As forças políticas e militares, assustadas com o potencial libertário daquelas experiências de Educação Popular, trataram de abordá-la, perseguindo e prendendo seus promotores. Tempos sombrios também Salete, junto com os demais integrantes daquela experiência formativa teve que enfrentar e amargar seguidas prisões e perseguições, durante vários anos. 



A despeito de inúmeras adversidades, Salete logra ser admitida como aluna do Mestrado em Educação Popular, da Universidade Federal da Paraíba, orientando seus estudos e sua pesquisa, na perspectiva pedagógica de Paulo Freire, para a avaliação criteriosa de uma experiência pioneira de alfabetização de adultos, em situação de privação de liberdade, por ela animada junto a apenados na Penitenciária do Roger, bairro de João Pessoa, durante alguns anos. Esta sua experiência de educadora Popular, de notável repercussão na área resultou objeto de sua Dissertação de Mestrado, e na publicação pela Editora Vozes, em 1981 do Livro intitulado “Alfabetização de Adultos: Sistemas Paulo Freire Estudo de caso num presídio”. Sua Dissertação de Mestrado contou com a orientação de uma pesquisadora da UFPE, Astrogilda Cavalcante, profunda conhecedora do sistema Paulo Freire que reconheceu a excelência da pesquisa realizada por Salete, juntamente com os demais membros.



A este mesmo propósito, mais recentemente, encorajada por amigos, ao saberem que ela conservava intactos diversos cadernos anotações e registros dos materiais utilizados naquela experiência vivenciada há 40 anos, relatada em seu livro acima mencionado, salete houve por bem sistematizar aqueles registros, publicano-os sob o título “Vidas Aprisionadas relatos de uma prática educativa” (Editora Vozes, 2018).


Experiências vividas em seu “interlúdio”  



Após enfrentar e vencer diferentes percalços, notadamente por conta de seu trabalho como Educadora Popular, em tempos de ditadura civil-militar, ela consegue finalmente ser admitida para o quadro docente da Universidade Federal da Paraíba, mas precisamente para o Centro de Educação, no Departamento de Metodologia da Educação, assumindo a docência de Prática de ensino da Sociologia da Educação, ofício que desenvolveu até a sua aposentadoria, em 1992. 



Uma das marcas mais fortes do interlúdio de Salete teve a ver com a parceria também intelectual firmada com seu marido, Cornelis Van der Poel, especialmente no período de sua aposentadoria. Em pelo menos dois campos - no aprofundamento teórico-metodológico da Educação Popular e na animação da longeva e fecunda experiência de animação, à frente de uma Associação Comunitária voltada para o letramento de adultos, no Agreste Paraibano -, tal parceria prosperou notavelmente. No primeiro caso, Salete e Cornelis decidiram mergulhar fundo no estudo e na pesquisa de teóricos da Educação e da linguística, especialmente de figuras Russas, a exemplo de Mikhail Bakhtin. Deste exercício resultaram vários livros por eles editados, em parceria. 
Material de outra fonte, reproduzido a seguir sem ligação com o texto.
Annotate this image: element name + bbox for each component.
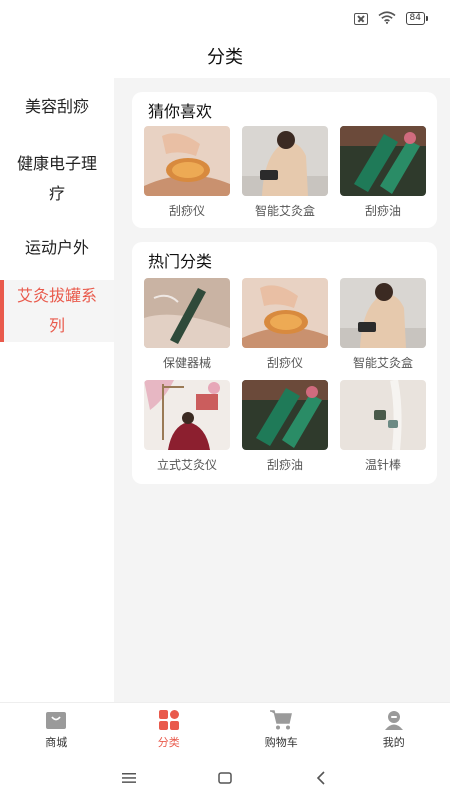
health-device-image	[144, 278, 230, 348]
sidebar-item-label: 健康电子理疗	[16, 154, 97, 203]
sidebar-item-label: 艾灸拔罐系列	[16, 286, 97, 335]
card-title: 猜你喜欢	[148, 102, 213, 121]
sidebar-item-moxibustion-cupping[interactable]: 艾灸拔罐系列	[0, 280, 114, 342]
moxibustion-box-image	[242, 126, 328, 196]
product-item[interactable]: 刮痧仪	[144, 126, 230, 219]
category-item[interactable]: 温针棒	[340, 380, 426, 473]
moxibustion-box-image	[340, 278, 426, 348]
product-label: 刮痧仪	[168, 204, 205, 218]
tab-profile[interactable]: 我的	[338, 703, 450, 756]
cart-icon	[269, 709, 293, 731]
category-label: 立式艾灸仪	[156, 458, 217, 472]
battery-level: 84	[405, 12, 425, 25]
category-item[interactable]: 立式艾灸仪	[144, 380, 230, 473]
sidebar-item-outdoor-sports[interactable]: 运动户外	[0, 222, 114, 274]
category-sidebar: 美容刮痧 健康电子理疗 运动户外 艾灸拔罐系列	[0, 78, 114, 702]
tab-shop[interactable]: 商城	[0, 703, 113, 756]
category-label: 智能艾灸盒	[352, 356, 413, 370]
card-title: 热门分类	[148, 252, 213, 271]
home-icon	[218, 772, 232, 784]
shop-bag-icon	[44, 709, 68, 731]
category-item[interactable]: 刮痧仪	[242, 278, 328, 371]
guess-you-like-card: 猜你喜欢 刮痧仪 智能艾灸盒 刮痧油	[132, 92, 437, 228]
menu-button[interactable]	[81, 756, 177, 800]
standing-moxibustion-image	[144, 380, 230, 450]
category-label: 刮痧仪	[266, 356, 303, 370]
sidebar-item-electro-therapy[interactable]: 健康电子理疗	[0, 136, 114, 222]
category-label: 保健器械	[162, 356, 211, 370]
hot-categories-card: 热门分类 保健器械 刮痧仪 智能艾灸盒 立式艾灸仪 刮痧油 温针棒	[132, 242, 437, 484]
sidebar-item-label: 美容刮痧	[24, 97, 89, 116]
sidebar-item-label: 运动户外	[24, 238, 89, 257]
tab-category[interactable]: 分类	[113, 703, 226, 756]
product-label: 刮痧油	[364, 204, 401, 218]
menu-icon	[122, 773, 136, 783]
system-navigation-bar	[0, 756, 450, 800]
battery-icon: 84	[405, 12, 428, 25]
category-item[interactable]: 保健器械	[144, 278, 230, 371]
category-grid-icon	[157, 709, 181, 731]
profile-icon	[382, 709, 406, 731]
sim-card-icon	[353, 12, 368, 25]
wifi-icon	[378, 9, 396, 28]
category-item[interactable]: 智能艾灸盒	[340, 278, 426, 371]
gua-sha-device-image	[144, 126, 230, 196]
category-label: 温针棒	[364, 458, 401, 472]
gua-sha-oil-image	[340, 126, 426, 196]
product-label: 智能艾灸盒	[254, 204, 315, 218]
category-item[interactable]: 刮痧油	[242, 380, 328, 473]
back-button[interactable]	[273, 756, 369, 800]
tab-label: 分类	[157, 736, 180, 749]
category-label: 刮痧油	[266, 458, 303, 472]
gua-sha-oil-image	[242, 380, 328, 450]
category-content: 猜你喜欢 刮痧仪 智能艾灸盒 刮痧油 热门分类 保健器械 刮痧仪 智能艾灸盒 立…	[114, 78, 450, 702]
product-item[interactable]: 刮痧油	[340, 126, 426, 219]
warm-needle-image	[340, 380, 426, 450]
tab-label: 购物车	[264, 736, 298, 749]
status-bar: 84	[0, 0, 450, 34]
tab-label: 我的	[382, 736, 405, 749]
gua-sha-device-image	[242, 278, 328, 348]
back-icon	[316, 771, 325, 785]
tab-label: 商城	[45, 736, 68, 749]
page-title: 分类	[207, 47, 243, 68]
sidebar-item-beauty-guasha[interactable]: 美容刮痧	[0, 78, 114, 136]
tab-cart[interactable]: 购物车	[225, 703, 338, 756]
home-button[interactable]	[177, 756, 273, 800]
header: 分类	[0, 34, 450, 78]
product-item[interactable]: 智能艾灸盒	[242, 126, 328, 219]
bottom-tab-bar: 商城 分类 购物车 我的	[0, 702, 450, 756]
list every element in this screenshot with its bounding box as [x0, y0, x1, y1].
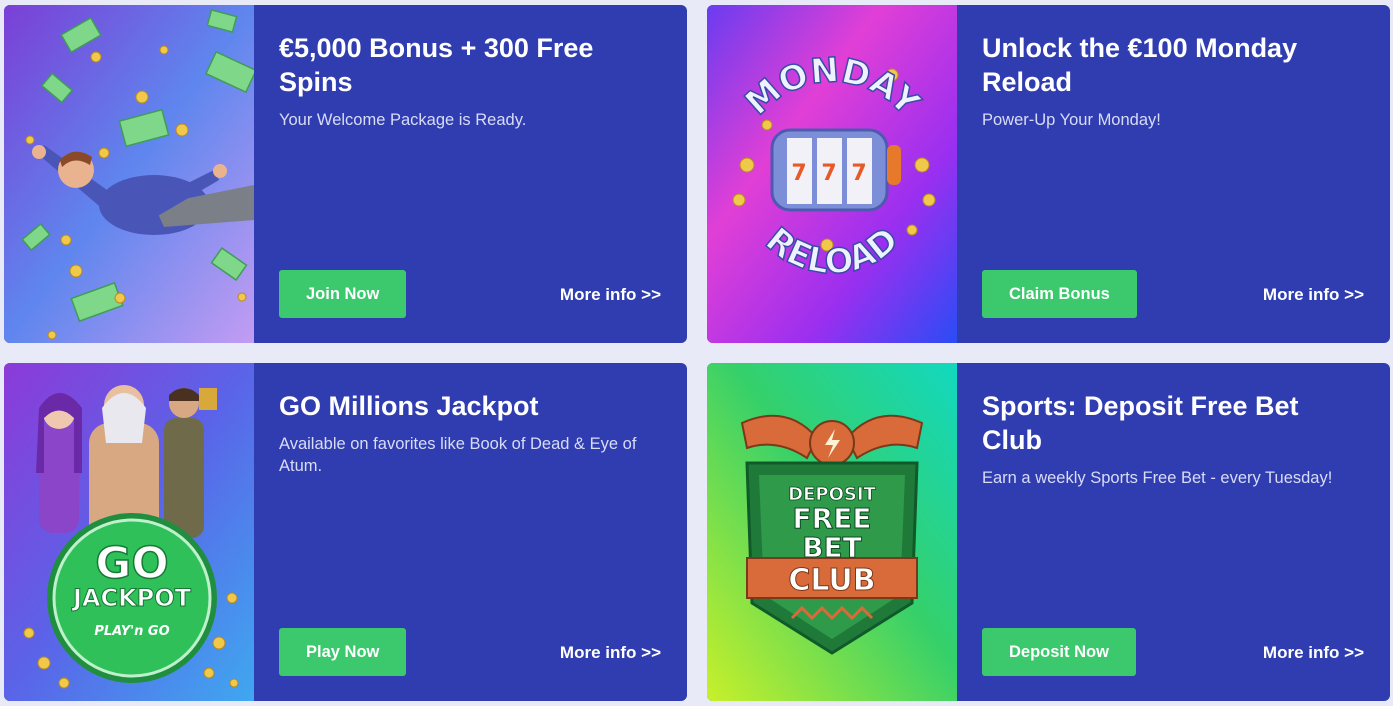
promo-image-monday-reload[interactable]: 7 7 7 MONDAY RELOAD — [707, 5, 957, 343]
more-info-link[interactable]: More info >> — [1263, 643, 1364, 663]
bet-art-text: BET — [802, 531, 862, 564]
promo-card-go-millions: GO JACKPOT PLAY'n GO GO Millions Jackpot… — [4, 363, 687, 701]
promo-content: Unlock the €100 Monday Reload Power-Up Y… — [957, 5, 1390, 343]
deposit-now-button[interactable]: Deposit Now — [982, 628, 1136, 676]
promo-content: €5,000 Bonus + 300 Free Spins Your Welco… — [254, 5, 687, 343]
go-art-text: GO — [95, 538, 169, 589]
promo-subtitle: Earn a weekly Sports Free Bet - every Tu… — [982, 469, 1333, 487]
promo-title: Unlock the €100 Monday Reload — [982, 33, 1298, 97]
promo-subtitle: Power-Up Your Monday! — [982, 111, 1161, 129]
svg-text:7: 7 — [791, 161, 806, 186]
join-now-button[interactable]: Join Now — [279, 270, 407, 318]
promo-title: GO Millions Jackpot — [279, 391, 539, 421]
promo-subtitle: Available on favorites like Book of Dead… — [279, 435, 637, 475]
club-art-text: CLUB — [788, 563, 875, 598]
more-info-link[interactable]: More info >> — [1263, 285, 1364, 305]
promo-card-monday-reload: 7 7 7 MONDAY RELOAD Unlock the €100 Mond… — [707, 5, 1390, 343]
promo-title: €5,000 Bonus + 300 Free Spins — [279, 33, 594, 97]
more-info-link[interactable]: More info >> — [560, 643, 661, 663]
play-now-button[interactable]: Play Now — [279, 628, 407, 676]
more-info-link[interactable]: More info >> — [560, 285, 661, 305]
promo-title: Sports: Deposit Free Bet Club — [982, 391, 1299, 455]
svg-text:7: 7 — [821, 161, 836, 186]
svg-text:7: 7 — [851, 161, 866, 186]
promo-image-flying-man[interactable] — [4, 5, 254, 343]
promo-image-go-jackpot[interactable]: GO JACKPOT PLAY'n GO — [4, 363, 254, 701]
promo-content: Sports: Deposit Free Bet Club Earn a wee… — [957, 363, 1390, 701]
promo-image-free-bet-shield[interactable]: DEPOSIT FREE BET CLUB — [707, 363, 957, 701]
promo-subtitle: Your Welcome Package is Ready. — [279, 111, 527, 129]
promo-card-free-bet-club: DEPOSIT FREE BET CLUB Sports: Deposit Fr… — [707, 363, 1390, 701]
promo-content: GO Millions Jackpot Available on favorit… — [254, 363, 687, 701]
claim-bonus-button[interactable]: Claim Bonus — [982, 270, 1137, 318]
playngo-brand-text: PLAY'n GO — [94, 624, 169, 639]
promo-card-welcome: €5,000 Bonus + 300 Free Spins Your Welco… — [4, 5, 687, 343]
jackpot-art-text: JACKPOT — [71, 584, 192, 612]
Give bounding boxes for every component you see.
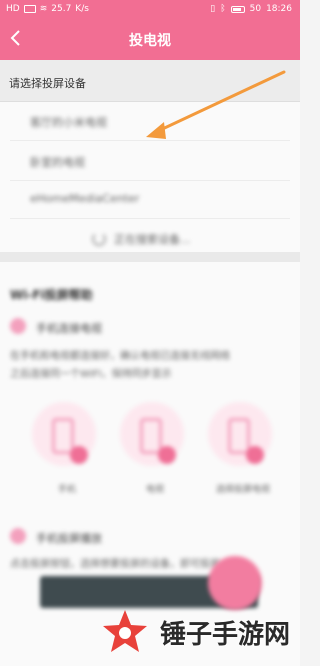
bluetooth-icon: ᛒ (220, 4, 226, 14)
status-left: HD ≋ 25.7 K/s (6, 4, 89, 14)
step2-title: 手机投屏播放 (36, 532, 102, 545)
phone-icon (52, 418, 74, 454)
app-bar: 投电视 (0, 18, 300, 60)
phone-label: 电视 (145, 485, 164, 495)
page-title: 投电视 (129, 33, 171, 49)
watermark: 锤子手游网 (100, 598, 300, 666)
signal-icon (23, 5, 36, 13)
phone-illustration: 电视 (120, 402, 190, 495)
phone-illustration: 手机 (32, 402, 102, 495)
watermark-text: 锤子手游网 (160, 619, 291, 650)
phone-badge (158, 446, 176, 464)
divider (10, 180, 290, 181)
divider (10, 218, 290, 219)
watermark-star-logo (103, 610, 147, 652)
phone-label: 选择投屏电视 (215, 485, 270, 495)
phone-icon (228, 418, 250, 454)
net-speed: 25.7 (51, 4, 72, 14)
device-item[interactable]: 客厅的小米电视 (30, 114, 107, 130)
phone-illustration: 选择投屏电视 (208, 402, 278, 495)
net-speed-unit: K/s (75, 4, 89, 14)
phone-badge (70, 446, 88, 464)
section-gap (0, 252, 300, 262)
step2-text: 点击投屏按钮，选择想要投屏的设备，即可投屏 (10, 559, 220, 570)
phone-badge (246, 446, 264, 464)
device-list: 客厅的小米电视 卧室的电视 eHomeMediaCenter 正在搜索设备... (0, 102, 300, 252)
signal-label: HD (6, 4, 20, 14)
spinner-icon (92, 232, 106, 246)
device-item[interactable]: eHomeMediaCenter (30, 192, 139, 205)
step1-title: 手机连接电视 (36, 322, 102, 335)
phone-label: 手机 (57, 485, 76, 495)
step1-text-line2: 之后连接同一个WIFI，保持同步显示 (10, 369, 172, 380)
help-title: Wi-Fi投屏帮助 (10, 288, 93, 302)
searching-label: 正在搜索设备... (114, 233, 191, 246)
phone-icon (140, 418, 162, 454)
step1-text-line1: 在手机和电视都连接好，确认电视已连接无线网络 (10, 351, 230, 362)
clock: 18:26 (266, 4, 292, 14)
step1-dot (10, 318, 26, 334)
vibrate-icon: ▯ (210, 4, 216, 14)
divider (10, 140, 290, 141)
device-item[interactable]: 卧室的电视 (30, 154, 85, 170)
status-bar: HD ≋ 25.7 K/s ▯ ᛒ 50 18:26 (0, 0, 300, 18)
battery-level: 50 (249, 4, 262, 14)
searching-indicator: 正在搜索设备... (92, 231, 191, 247)
step2-dot (10, 528, 26, 544)
device-section-header: 请选择投屏设备 (0, 60, 300, 102)
wifi-icon: ≋ (39, 4, 48, 14)
status-right: ▯ ᛒ 50 18:26 (210, 4, 292, 14)
battery-icon (230, 5, 245, 13)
“Letramento de pessoas jovens e adultas na perspectiva sócio-histórica” (Editora A União. 1997);

“Trajetória de uma militância educacional: do sistema freireano ao letramento sócio-histórico”. (ufpb/oikos, 2007);              

“Prática de Leiturização com trabalhadores e trabalhadoras” (Oikos editora, 2010)

“Rede municipal de ensino em construção” (Marconi, 2001)
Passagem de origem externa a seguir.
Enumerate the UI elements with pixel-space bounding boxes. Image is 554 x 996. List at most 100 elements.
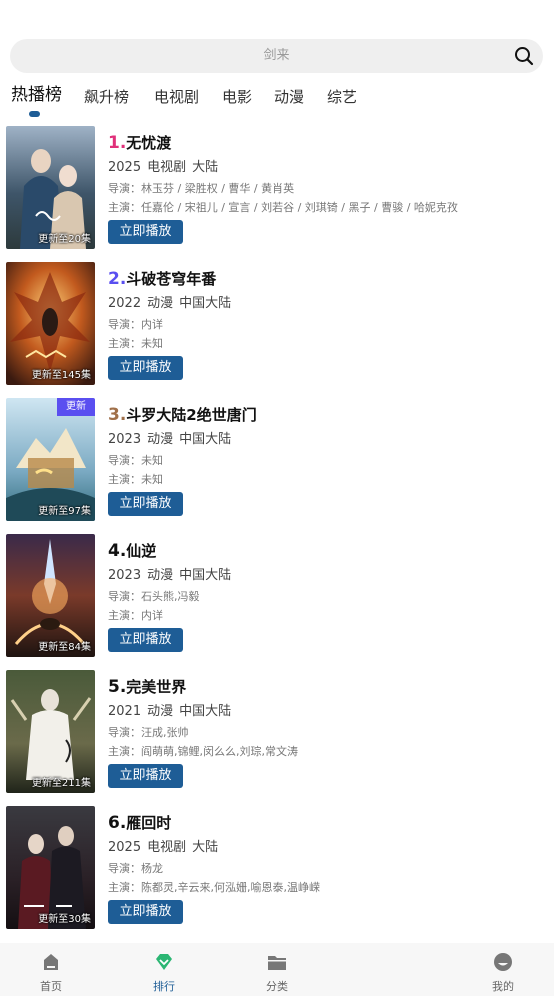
rank-number: 5. — [108, 677, 127, 697]
cast-line: 主演：内详 — [108, 609, 163, 622]
title-text: 斗破苍穹年番 — [126, 270, 217, 288]
list-item[interactable]: 更新 更新至97集 3.斗罗大陆2绝世唐门 2023 动漫 中国大陆 导演：未知 主… — [0, 398, 554, 522]
tab-variety[interactable]: 综艺 — [327, 86, 357, 108]
title-text: 无忧渡 — [126, 134, 172, 152]
play-button[interactable]: 立即播放 — [108, 356, 183, 380]
item-meta: 2022 动漫 中国大陆 — [108, 292, 237, 311]
nav-category[interactable]: 分类 — [237, 943, 317, 996]
episode-badge: 更新至211集 — [31, 778, 91, 789]
year: 2023 — [108, 568, 142, 583]
cast-line: 主演：陈都灵,辛云来,何泓姗,喻恩泰,温峥嵘 — [108, 881, 320, 894]
search-icon[interactable] — [514, 46, 534, 66]
episode-badge: 更新至84集 — [38, 642, 91, 653]
list-item[interactable]: 更新至145集 2.斗破苍穹年番 2022 动漫 中国大陆 导演：内详 主演：未知 … — [0, 262, 554, 386]
item-title[interactable]: 4.仙逆 — [108, 540, 156, 561]
poster[interactable]: 更新至84集 — [6, 534, 95, 657]
director-line: 导演：石头熊,冯毅 — [108, 590, 200, 603]
folder-icon — [268, 956, 286, 970]
year: 2025 — [108, 160, 142, 175]
rank-number: 4. — [108, 541, 127, 561]
year: 2025 — [108, 840, 142, 855]
director-line: 导演：汪成,张帅 — [108, 726, 189, 739]
list-item[interactable]: 更新至20集 1.无忧渡 2025 电视剧 大陆 导演：林玉芬 / 梁胜权 / 曹华… — [0, 126, 554, 250]
cast-line: 主演：任嘉伦 / 宋祖儿 / 宣言 / 刘若谷 / 刘琪锜 / 黑子 / 曹骏 … — [108, 201, 458, 214]
year: 2022 — [108, 296, 142, 311]
title-text: 斗罗大陆2绝世唐门 — [126, 406, 257, 424]
type: 动漫 — [147, 568, 174, 583]
home-icon — [44, 954, 58, 970]
item-meta: 2023 动漫 中国大陆 — [108, 428, 237, 447]
item-meta: 2023 动漫 中国大陆 — [108, 564, 237, 583]
item-meta: 2021 动漫 中国大陆 — [108, 700, 237, 719]
nav-home[interactable]: 首页 — [11, 943, 91, 996]
type: 动漫 — [147, 704, 174, 719]
poster[interactable]: 更新至211集 — [6, 670, 95, 793]
poster[interactable]: 更新 更新至97集 — [6, 398, 95, 521]
nav-label: 分类 — [266, 980, 288, 993]
region: 中国大陆 — [179, 432, 232, 447]
profile-icon — [494, 953, 512, 971]
play-button[interactable]: 立即播放 — [108, 220, 183, 244]
episode-badge: 更新至20集 — [38, 234, 91, 245]
title-text: 雁回时 — [126, 814, 172, 832]
play-button[interactable]: 立即播放 — [108, 900, 183, 924]
cast-line: 主演：未知 — [108, 473, 163, 486]
item-title[interactable]: 1.无忧渡 — [108, 132, 171, 153]
tab-anime[interactable]: 动漫 — [274, 86, 304, 108]
item-title[interactable]: 3.斗罗大陆2绝世唐门 — [108, 404, 257, 425]
region: 大陆 — [192, 160, 219, 175]
nav-label: 排行 — [153, 980, 175, 993]
list-item[interactable]: 更新至30集 6.雁回时 2025 电视剧 大陆 导演：杨龙 主演：陈都灵,辛云来,… — [0, 806, 554, 930]
type: 电视剧 — [147, 160, 187, 175]
region: 中国大陆 — [179, 296, 232, 311]
tab-hot[interactable]: 热播榜 — [11, 84, 62, 106]
type: 动漫 — [147, 432, 174, 447]
region: 中国大陆 — [179, 568, 232, 583]
title-text: 仙逆 — [126, 542, 157, 560]
episode-badge: 更新至145集 — [31, 370, 91, 381]
type: 电视剧 — [147, 840, 187, 855]
list-item[interactable]: 更新至211集 5.完美世界 2021 动漫 中国大陆 导演：汪成,张帅 主演：阎萌… — [0, 670, 554, 794]
director-line: 导演：杨龙 — [108, 862, 163, 875]
poster[interactable]: 更新至20集 — [6, 126, 95, 249]
new-badge: 更新 — [57, 398, 95, 416]
item-meta: 2025 电视剧 大陆 — [108, 836, 224, 855]
poster[interactable]: 更新至145集 — [6, 262, 95, 385]
nav-label: 我的 — [492, 980, 514, 993]
cast-line: 主演：阎萌萌,锦鲤,闵么么,刘琮,常文涛 — [108, 745, 298, 758]
director-line: 导演：未知 — [108, 454, 163, 467]
director-line: 导演：林玉芬 / 梁胜权 / 曹华 / 黄肖英 — [108, 182, 295, 195]
search-bar[interactable]: 剑来 — [10, 39, 543, 73]
item-title[interactable]: 2.斗破苍穹年番 — [108, 268, 216, 289]
rank-number: 6. — [108, 813, 127, 833]
director-line: 导演：内详 — [108, 318, 163, 331]
episode-badge: 更新至30集 — [38, 914, 91, 925]
item-title[interactable]: 6.雁回时 — [108, 812, 171, 833]
play-button[interactable]: 立即播放 — [108, 492, 183, 516]
episode-badge: 更新至97集 — [38, 506, 91, 517]
list-item[interactable]: 更新至84集 4.仙逆 2023 动漫 中国大陆 导演：石头熊,冯毅 主演：内详 立… — [0, 534, 554, 658]
region: 大陆 — [192, 840, 219, 855]
region: 中国大陆 — [179, 704, 232, 719]
nav-profile[interactable]: 我的 — [463, 943, 543, 996]
item-title[interactable]: 5.完美世界 — [108, 676, 186, 697]
play-button[interactable]: 立即播放 — [108, 764, 183, 788]
tab-tv[interactable]: 电视剧 — [154, 86, 199, 108]
year: 2021 — [108, 704, 142, 719]
play-button[interactable]: 立即播放 — [108, 628, 183, 652]
year: 2023 — [108, 432, 142, 447]
tab-rising[interactable]: 飙升榜 — [84, 86, 129, 108]
item-meta: 2025 电视剧 大陆 — [108, 156, 224, 175]
type: 动漫 — [147, 296, 174, 311]
ranking-icon — [156, 954, 172, 970]
nav-label: 首页 — [40, 980, 62, 993]
nav-ranking[interactable]: 排行 — [124, 943, 204, 996]
rank-number: 2. — [108, 269, 127, 289]
tab-indicator — [29, 111, 40, 117]
search-placeholder: 剑来 — [263, 48, 290, 63]
title-text: 完美世界 — [126, 678, 187, 696]
rank-number: 3. — [108, 405, 127, 425]
poster[interactable]: 更新至30集 — [6, 806, 95, 929]
category-tabs: 热播榜 飙升榜 电视剧 电影 动漫 综艺 — [0, 84, 554, 124]
tab-movie[interactable]: 电影 — [222, 86, 252, 108]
No que toca à segunda experiência em parceria, protagonizada por Salete e Cornelis, cumpre destacar a qualidade de seu trabalho, alguns de cujos frutos vale ressaltar. A parceria se deu, no agreste paraibano, com várias turmas de jovens e adultos, empenhados no letramento, sob a ótica de um referencial teórico metodológico alternativo às experiências convencionais de alfabetização de adultos, por diversas razões. Coerentes com o referencial teórico que buscava ir além do sistema freireano, ao refletir práticas de letramento também iluminadas por autores como Bakhtin, educadores e educandos preferem lidar mais com o letramento do que a mera alfabetização, comumente exercitada. Em consequência, as próprias palavras geradoras eram colhidas das experiências de vida e de trabalho compartilhadas pelos educandos e educandos. Neste sentido, já não fazia sentido recorrer a cartilhas e materiais de alfabetização de adultos, que não fossem produto dos próprios educandos e educandas. Eram elas e eles, mediados por seus educadores, a exercitarem o letramento, a partir de suas próprias vivências. Tal experiência se acha bem relatada, por exemplo, em seus livros acima mencionados. A propósito também, desta experiência, importa lembrar a fecunda conexão que Cornelis e Salete mantinham com o pessoal da Rede latino americana de alfabetização de jovens e adultos a exemplo do que para eles representa CEAAL (Conselho de Educação Popular da América Latina e Caribe), sobre o qual recomendamos acessar https://www.google.com/search?q=cuando+fue+creado+ele+consejo+de+educacion+popular+latinoamericano+y+caribeno+%3F&rlz=1CANTYF_enBR1128&oq=cuando+fue+creado+ele+consejo+de+educacion+popular+latinoamericano+y+caribeno+%3F+&gs_lcrp=EgZjaHJvbWUyBggAEEUYOdIBCTkxNjkxajBqNKgCALACAQ&sourceid=chrome&ie=UTF-8&safe=active&ssui=on  


Após a partida de Cornelis, Salete se mantém ativa, seja na participação de eventos ligados à EJA, a exemplo de sua contribuição aos fóruns estaduais de EJA, seja na produção e publicação de seus textos. Mesmo alcançada pelos problemas de saúde, aos seus 89 anos, segue comprometida com a causa militante da educ

ação popular. 


João Pessoa, 30 de agosto de 2025

terça-feira, 19 de agosto de 2025

Um dia especial, no cotidiano do Movimento das Comunidades Populares (MCP), no Nordeste

Um dia especial, no cotidiano do Movimento das Comunidades Populares (MCP), no Nordeste 


Alder Júlio Ferreira Calado 


Atendendo a mais um convite da coordenação do MCP paraibano, tive a alegria de participar de mais um Encontro deste Movimento, realizado em Cabedelo - PB, nos dias 16 e 17 próximo-passados. Tratava-se de um Encontro especial de avaliação e de comemoração dos quatro anos da fecunda experiência, em âmbito nordestino (Alagoas, Pernambuco e Paraíba) do GIC (Grupo de Investimento Coletivo), uma das múltiplas marcas do MCP, iniciativa que, na região Sudeste (especialmente no Rio), já alcança décadas. Por conta de outra agenda já comprometida (Encontro mensal de reflexão e de estudos com o grupo Caminhos de Liberdade, junto à Comunidade do Mutirão, em Bayeux), dele só pude participar no Domingo.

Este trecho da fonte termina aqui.